En 2017, a los obispos consagrados durante el año el Obispo de Roma les apremió a ejercer el episcopado «sin protagonismos o narcisismos»; sin embargo la reciente visita de Francisco a Chile y Perú estuvo marcada, por una centralidad fijada en la persona de Jorge Mario Bergoglio, una especie de «culto al sacerdote», es decir con un alto protagonismo del Papa. Las televisiones, con comentaristas jesuitas en ambos países, subrayaron especialmente su discurso «ecológico», «su permanente sonrisa», «su corazón joven», «su colegialidad».

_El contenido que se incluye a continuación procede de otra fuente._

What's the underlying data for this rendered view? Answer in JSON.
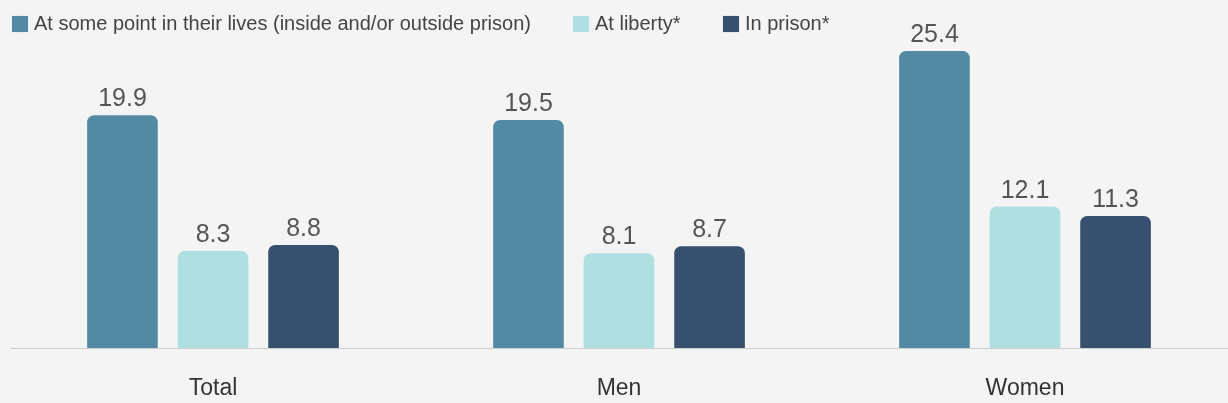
{
  "chart_data": {
    "type": "bar",
    "categories": [
      "Total",
      "Men",
      "Women"
    ],
    "series": [
      {
        "name": "At some point in their lives (inside and/or outside prison)",
        "color": "#538aa3",
        "values": [
          19.9,
          19.5,
          25.4
        ]
      },
      {
        "name": "At liberty*",
        "color": "#b0dfe1",
        "values": [
          8.3,
          8.1,
          12.1
        ]
      },
      {
        "name": "In prison*",
        "color": "#36506d",
        "values": [
          8.8,
          8.7,
          11.3
        ]
      }
    ],
    "data_labels": true,
    "legend": "top"
  }
}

Ha sido muy comentado en los medios de la región, la celebración de una «boda católica» en el avión que lo trasladaba en Chile, la incorporación de rituales paganos de los araucanos en el Santo Sacrificio, y otros temas anejos.

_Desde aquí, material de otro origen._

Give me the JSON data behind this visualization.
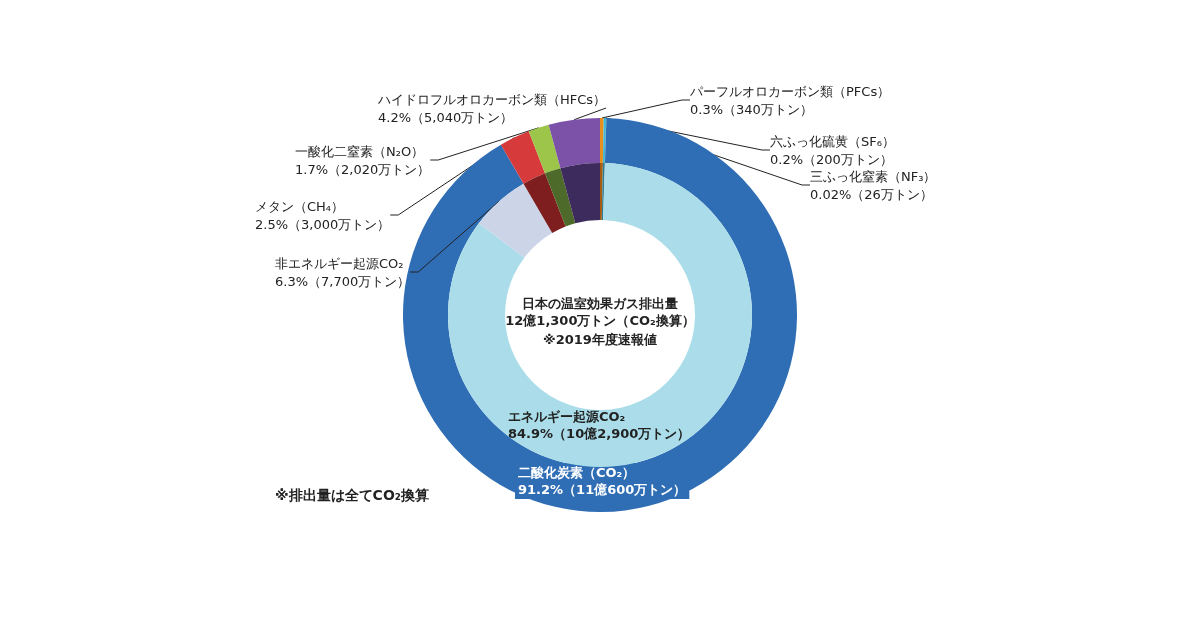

I. ¿Aire fresco o vicioso?
Juan XXIII convocó al Concilio Vaticano II para que ingresara aire fresco a la Iglesia. Irónicamente, al aire fresco se convirtió en aire fétido, en ventarrón y huracán vicioso.
Es evidente, que las pretendidas reformas conciliares produjeron los mismos efectos que los cambios frescos esperaban evitar, y los resultados del «aggiornamento» fueron «la negación de la presencia real de Cristo en la Eucaristía, la transformación de la Misa en una simple cena, la negación o el ocultamiento del carácter sacrificial y propiciatorio de la santa Misa, la confusión entre el sacerdocio ministerial y el sacerdocio común de los fieles, la desacralización de la sagrada Liturgia, la falta de reverencia, adoración y modestia en el vestir en el culto divino, la mundanización de la Iglesia, etc.».[1] Un éxodo de los religiosos de sus órdenes y sobre todo una «evangelización del mundo a la Iglesia».
Pero entonces, ¿el Espíritu Santo no asistió a los Papas del Concilio…? Mons. Spadafora lo explica así: «La asistencia del Espíritu Santo presupone que, de parte del Papa hay una correspondencia sin reservas; si esta correspondencia falta, la asistencia del Espíritu Santo es puramente negativa, esto es, impide solo que el Vicario de Cristo imponga a la Iglesia, como un dogma infalible, el error».[2]